30/05/2006

L'Internet est un bien commun, le web 2.0 aussi

Author: Romain Dehaudt, Head of Revenue & Operations

C’était le gag de l’Ascension, bien résumé par Jeff Clavier, à savoir de découvrir que O’Reilly a déposé la marque “Web 2.0” dans le domaine des conférences et que certains de ses avocats un peu trop tatillons sont tombés sur la râble de sympathiques irlandais organisateur d’un événement sans prétention. Il n’en fallait pas moins pour que la blogosphère se lève d’un seul homme et qu’un O’Reilly embarrassé, soit au coeur d’une controverse qui touche l’image d’un acteur reconnu de l’open-source et du web 2.0.


Bon, O’Reilly n’a pas déposé “Web 2.0” en soi et a simplement cherché à protéger un de ses produits comme n’importe quelle autre boîte le fait chaque jour, sauf que le produit en question est un cycle de conférence sur le web 2.0.
Protéger le fait de discuter du web 2.0, c’est assez incongru. Certes cela relève d’un acte élémentaire de protection juridique et le réflexe professionnel de n’importe quel avocat normalement constitué.

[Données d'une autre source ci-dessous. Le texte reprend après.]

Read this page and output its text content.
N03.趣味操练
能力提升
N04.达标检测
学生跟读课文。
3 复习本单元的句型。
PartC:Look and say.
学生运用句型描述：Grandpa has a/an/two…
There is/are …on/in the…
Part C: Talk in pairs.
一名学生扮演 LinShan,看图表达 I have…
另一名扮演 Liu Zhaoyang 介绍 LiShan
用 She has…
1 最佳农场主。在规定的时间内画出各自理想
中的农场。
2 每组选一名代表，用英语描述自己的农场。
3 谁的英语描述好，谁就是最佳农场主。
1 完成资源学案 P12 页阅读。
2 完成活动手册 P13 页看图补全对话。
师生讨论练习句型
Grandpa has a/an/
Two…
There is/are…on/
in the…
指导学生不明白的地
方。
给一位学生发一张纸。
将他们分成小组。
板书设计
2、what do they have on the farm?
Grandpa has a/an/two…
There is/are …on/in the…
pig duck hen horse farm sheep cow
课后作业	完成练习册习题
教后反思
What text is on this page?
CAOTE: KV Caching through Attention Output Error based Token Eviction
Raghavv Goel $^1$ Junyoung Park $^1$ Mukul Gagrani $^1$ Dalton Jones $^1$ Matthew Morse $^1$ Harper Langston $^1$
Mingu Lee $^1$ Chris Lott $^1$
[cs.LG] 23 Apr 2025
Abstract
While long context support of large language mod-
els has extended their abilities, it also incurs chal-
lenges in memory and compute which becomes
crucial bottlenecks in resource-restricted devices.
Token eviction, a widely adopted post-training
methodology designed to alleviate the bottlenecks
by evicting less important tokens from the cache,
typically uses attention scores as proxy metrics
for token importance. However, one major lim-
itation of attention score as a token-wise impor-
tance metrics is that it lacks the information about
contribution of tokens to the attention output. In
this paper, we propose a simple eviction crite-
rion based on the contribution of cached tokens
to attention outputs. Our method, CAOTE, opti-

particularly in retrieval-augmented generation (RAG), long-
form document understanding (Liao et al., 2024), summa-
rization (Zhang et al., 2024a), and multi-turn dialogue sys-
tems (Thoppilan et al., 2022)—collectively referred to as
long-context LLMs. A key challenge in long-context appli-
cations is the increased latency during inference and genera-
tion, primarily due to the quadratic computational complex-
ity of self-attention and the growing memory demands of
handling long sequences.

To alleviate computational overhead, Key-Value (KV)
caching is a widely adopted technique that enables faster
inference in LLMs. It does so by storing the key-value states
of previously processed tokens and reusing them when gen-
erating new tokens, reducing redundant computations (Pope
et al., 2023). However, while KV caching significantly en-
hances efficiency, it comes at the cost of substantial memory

Mais, pour O’Reilly comme pour d’autres, quand on défend certaines valeurs comme l’open-source ou plus simplement que l’on souhaite avoir la sympathie des internautes, il faut accorder sa politique de protection intellectuelle avec sa philosophie générale, sans doute aussi brieffer efficacement ses avocats pour qu’ils portent le fer avec parcimonie.
L’Internet est un bien commun, c’est un écosystème d’innovation sur laquelle se développent maintenant nos société et notre économie. Remettre en cause ce terreau est devenu mortel. Cela n’empêche pas Internet d’être fragile, comme on l’a vu l’an dernier à Tunis, ou comme en témoigne le lobbying actuel des opérateurs US contre la neutralité de l’Internet. Il n’a jamais manqué de candidats à penser que la chose est à saisir.
Ce n’est évidemment pas l’avis de la masse des internautes et d’un secteur où l’innovation est toujours venue du terrain. Son essence même est tirée du fait que le réseau et ses normes soient un bien commun.
On comprendra donc qu’il est aussi on ne plus pertinent et logique que le web adopte lui aussi un jeu de standards ouverts, un autre bien commun, afin de garantir là encore la solidité et la fertilité de l’écosystème.
C’est exactement ce qui se passe avec le web 2.0, devenu un couple avec le mouvement d’adoption de standards web d’un côté et la vague de services “2.0” de l’autre. Toute cette dynamique s’appuie sur un consensus mixant technologie, ergonomie et modèles qui est le terreau, le terrain de jeu sur lequel pousse actuellement une nouvelle vague de startups comme le réseau n’en avait pas vu depuis 6 ans.
On comprend alors bien que le web 2.0 n’appartient à personne, ou plutôt à tout le monde, que c’est l’essence même de la dynamique d’innovation et de croissance de l’économie IT et qu’il est donc insupportable qu’il puisse y avoir quelqu’un qui ose prétendre s’en approprier quoi que ce soit. C’est un peu comme ces labos pharmaceutiques qui voulaient breveter les principes actifs de plantes connues et usités en Inde ou ailleurs depuis des générations. C’est aussi le cas de certains brevets logiciels déposés aux USA, qui viennent se placer sur des choses anciennes et dont la légitimité est plus que douteuse, sauf pour faire des procès (mais c’est peut-être aussi une logique écosystémique…). Cela est perçu comme du vol.
Cette histoire a au moins eu le mérite de constater une nouvelle fois la capacité d’indignation et de mobilisation des internautes et plus particulièrement de leur frange active. Car c’est bien eux qui sont la source créative, mais aussi la clientèle, et qui savent finalement assez bien défendre leur bien commun et leur exigence éthique vis-à-vis de ceux qui en tirent parti.